FDNY EMT in Woman’s Death Asked Dispatcher to Hide Name

“Don’t put my name in it!” Disgraced EMT Melisa Jackson, accused of ignoring a dying, pregnant coffee-shop worker, was more interested in remaining anonymous than getting aid when she made a halfhearted call to a dispatcher to merely report a woman with “difficulty breathing,” The Post has learned.

The shocking failure by Jackson and Jason Green – her boyfriend and co-worker – to help stricken 25-year-old Eutisha Rennix during their coffee break on Dec. 9, has infuriated Brooklyn prosecutors and raised the duo’s chance of facing even more serious charges, sources said. “I got a job,” Jackson, 23, said in a laid-back manner to a male dispatcher, according to a source who has heard a tape of the conversation. “Au Bon Pain, yeah.” After verifying the shop’s address, the dispatcher seemed to recognize Jackson’s voice and said, “Ohhhh, Melisa,” according to the source. “Don’t put my name in it!” Jackson shot back. The dispatcher replied, “I’m not,” the source said. Jackson gave him her shield number – 0816 – and, referring to Rennix, said, “Female, pregnant,” before adding in a blas way, “I don’t know how old she is.”

Rennix’s co-workers at the Au Bon Pain in Downtown Brooklyn’s Metrotech Center said Jackson and Green had ordered bagels when employee Tareen Brown first approached to say Rennix had collapsed in a back room and insist “you have to help.” “They said, ‘We’re on our break, so there’s nothing we can do,’ ” Brown recalled.

Another worker, David Waters, said Jackson waited three minutes before calling the EMS dispatch office where she worked – several floors above the shop. Shop workers said Jackson and Green then waited another five minutes for their bagel, and repeatedly rebuffed further pleas to check on Rennix.
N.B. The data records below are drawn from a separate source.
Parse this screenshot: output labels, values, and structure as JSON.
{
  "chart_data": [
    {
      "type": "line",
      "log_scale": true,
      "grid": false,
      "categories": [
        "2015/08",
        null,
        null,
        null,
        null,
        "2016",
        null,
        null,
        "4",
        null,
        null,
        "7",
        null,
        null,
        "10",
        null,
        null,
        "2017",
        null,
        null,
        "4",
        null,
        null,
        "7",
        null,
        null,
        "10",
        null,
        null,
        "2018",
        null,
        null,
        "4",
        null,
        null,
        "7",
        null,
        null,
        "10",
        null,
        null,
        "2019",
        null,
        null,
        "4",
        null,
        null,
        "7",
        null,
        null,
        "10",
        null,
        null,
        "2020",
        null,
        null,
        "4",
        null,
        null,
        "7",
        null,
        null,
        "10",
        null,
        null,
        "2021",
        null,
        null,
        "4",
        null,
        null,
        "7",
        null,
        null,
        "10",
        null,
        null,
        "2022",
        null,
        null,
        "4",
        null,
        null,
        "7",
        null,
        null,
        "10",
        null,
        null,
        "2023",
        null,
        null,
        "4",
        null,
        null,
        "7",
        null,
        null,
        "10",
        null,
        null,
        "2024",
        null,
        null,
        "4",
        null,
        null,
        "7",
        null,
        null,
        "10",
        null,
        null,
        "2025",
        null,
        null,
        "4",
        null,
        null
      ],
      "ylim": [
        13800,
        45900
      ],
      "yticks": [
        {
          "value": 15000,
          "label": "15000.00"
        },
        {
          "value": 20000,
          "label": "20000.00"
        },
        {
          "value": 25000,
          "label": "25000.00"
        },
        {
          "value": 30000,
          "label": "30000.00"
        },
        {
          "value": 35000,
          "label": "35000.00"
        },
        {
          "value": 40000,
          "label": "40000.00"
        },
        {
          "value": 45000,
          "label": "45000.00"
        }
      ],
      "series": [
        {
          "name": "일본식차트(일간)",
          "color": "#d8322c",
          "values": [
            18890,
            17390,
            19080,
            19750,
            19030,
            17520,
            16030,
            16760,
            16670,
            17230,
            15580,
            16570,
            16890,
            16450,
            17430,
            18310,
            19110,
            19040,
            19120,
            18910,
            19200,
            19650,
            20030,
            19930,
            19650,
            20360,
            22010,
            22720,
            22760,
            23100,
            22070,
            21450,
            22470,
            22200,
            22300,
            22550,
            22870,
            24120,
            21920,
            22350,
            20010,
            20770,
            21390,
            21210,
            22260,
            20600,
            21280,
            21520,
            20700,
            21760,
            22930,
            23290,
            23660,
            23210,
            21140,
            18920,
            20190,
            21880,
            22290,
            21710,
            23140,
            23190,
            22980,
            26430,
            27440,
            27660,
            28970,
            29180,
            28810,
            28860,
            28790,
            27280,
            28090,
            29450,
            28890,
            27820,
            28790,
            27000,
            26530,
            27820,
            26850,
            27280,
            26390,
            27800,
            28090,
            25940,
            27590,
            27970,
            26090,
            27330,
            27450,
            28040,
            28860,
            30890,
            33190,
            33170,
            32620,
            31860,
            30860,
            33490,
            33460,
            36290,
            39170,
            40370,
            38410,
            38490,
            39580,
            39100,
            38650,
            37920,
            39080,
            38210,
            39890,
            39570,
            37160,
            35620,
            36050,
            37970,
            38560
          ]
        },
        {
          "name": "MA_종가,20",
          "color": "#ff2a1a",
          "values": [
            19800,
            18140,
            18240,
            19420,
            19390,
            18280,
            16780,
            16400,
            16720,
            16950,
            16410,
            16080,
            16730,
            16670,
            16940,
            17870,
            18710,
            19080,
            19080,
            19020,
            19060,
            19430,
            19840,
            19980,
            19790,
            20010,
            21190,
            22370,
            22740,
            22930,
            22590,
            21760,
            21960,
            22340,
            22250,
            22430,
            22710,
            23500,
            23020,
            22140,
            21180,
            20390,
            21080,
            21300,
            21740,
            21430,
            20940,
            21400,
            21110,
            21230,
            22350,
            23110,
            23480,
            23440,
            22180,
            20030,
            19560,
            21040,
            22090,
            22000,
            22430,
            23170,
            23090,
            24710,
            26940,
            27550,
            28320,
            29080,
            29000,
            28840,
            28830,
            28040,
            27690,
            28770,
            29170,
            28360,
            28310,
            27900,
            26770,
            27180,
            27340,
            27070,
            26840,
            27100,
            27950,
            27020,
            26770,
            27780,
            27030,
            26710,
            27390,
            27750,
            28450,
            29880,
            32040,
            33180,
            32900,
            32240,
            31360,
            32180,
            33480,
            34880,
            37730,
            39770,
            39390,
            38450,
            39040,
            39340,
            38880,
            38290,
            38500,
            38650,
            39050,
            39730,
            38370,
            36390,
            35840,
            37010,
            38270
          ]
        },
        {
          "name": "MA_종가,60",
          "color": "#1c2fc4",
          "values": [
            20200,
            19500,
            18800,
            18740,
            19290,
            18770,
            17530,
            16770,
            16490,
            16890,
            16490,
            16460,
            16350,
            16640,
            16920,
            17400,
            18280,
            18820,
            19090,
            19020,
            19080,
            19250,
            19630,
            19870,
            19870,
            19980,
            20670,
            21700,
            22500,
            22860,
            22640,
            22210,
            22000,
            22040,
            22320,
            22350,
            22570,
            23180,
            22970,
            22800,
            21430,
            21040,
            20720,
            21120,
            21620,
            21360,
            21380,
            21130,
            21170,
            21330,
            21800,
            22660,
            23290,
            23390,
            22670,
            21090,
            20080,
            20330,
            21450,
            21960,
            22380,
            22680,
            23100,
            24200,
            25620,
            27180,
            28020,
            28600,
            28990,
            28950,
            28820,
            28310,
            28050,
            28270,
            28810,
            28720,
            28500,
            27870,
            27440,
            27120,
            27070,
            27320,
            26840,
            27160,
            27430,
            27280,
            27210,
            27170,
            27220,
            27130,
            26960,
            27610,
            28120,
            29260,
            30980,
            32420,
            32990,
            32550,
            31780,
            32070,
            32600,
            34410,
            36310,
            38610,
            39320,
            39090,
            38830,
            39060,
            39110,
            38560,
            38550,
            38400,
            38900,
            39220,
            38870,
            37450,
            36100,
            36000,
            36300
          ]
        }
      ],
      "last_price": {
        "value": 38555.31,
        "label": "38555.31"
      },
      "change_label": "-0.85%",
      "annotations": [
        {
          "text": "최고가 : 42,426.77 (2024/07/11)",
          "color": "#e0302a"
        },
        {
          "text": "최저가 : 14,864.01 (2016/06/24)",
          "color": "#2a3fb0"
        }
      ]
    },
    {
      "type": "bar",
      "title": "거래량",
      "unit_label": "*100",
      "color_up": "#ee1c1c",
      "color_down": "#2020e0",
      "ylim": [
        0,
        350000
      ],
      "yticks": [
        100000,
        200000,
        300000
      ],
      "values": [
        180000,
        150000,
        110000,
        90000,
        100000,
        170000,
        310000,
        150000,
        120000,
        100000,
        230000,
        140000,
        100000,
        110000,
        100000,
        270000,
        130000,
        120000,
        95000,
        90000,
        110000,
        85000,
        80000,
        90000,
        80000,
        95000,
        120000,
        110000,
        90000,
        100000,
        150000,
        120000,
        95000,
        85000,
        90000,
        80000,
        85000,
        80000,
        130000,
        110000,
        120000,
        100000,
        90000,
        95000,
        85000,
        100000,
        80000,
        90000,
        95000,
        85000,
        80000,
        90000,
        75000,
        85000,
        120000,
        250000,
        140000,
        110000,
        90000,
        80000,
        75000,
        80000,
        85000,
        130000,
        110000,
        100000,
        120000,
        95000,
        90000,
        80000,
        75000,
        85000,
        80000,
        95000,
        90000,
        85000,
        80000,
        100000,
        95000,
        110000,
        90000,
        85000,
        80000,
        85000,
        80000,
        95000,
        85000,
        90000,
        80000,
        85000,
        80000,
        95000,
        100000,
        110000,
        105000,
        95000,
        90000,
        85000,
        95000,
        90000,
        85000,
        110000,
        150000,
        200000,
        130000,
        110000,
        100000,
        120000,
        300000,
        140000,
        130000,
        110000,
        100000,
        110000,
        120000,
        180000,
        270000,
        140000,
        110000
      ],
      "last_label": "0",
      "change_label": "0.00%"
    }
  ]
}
Shortly after the EMTs walked out, two firefighters entered and jumped into action, with one trying to keep Rennix still as she convulsed and the other calling 911, according to a shop manager.

Prosecutors plan on exhuming Rennix’s body for an autopsy, sources said. Rennix’s family, including mom Cynthia, sister Marva and twin brother Eudane, had already indicated they wanted one. If it suggests Rennix might have been saved if Jackson and Green, 32, had immediately gone to her aid, prosecutors will try to charge both with reckless manslaughter – a crime that carries up to 15 years in prison.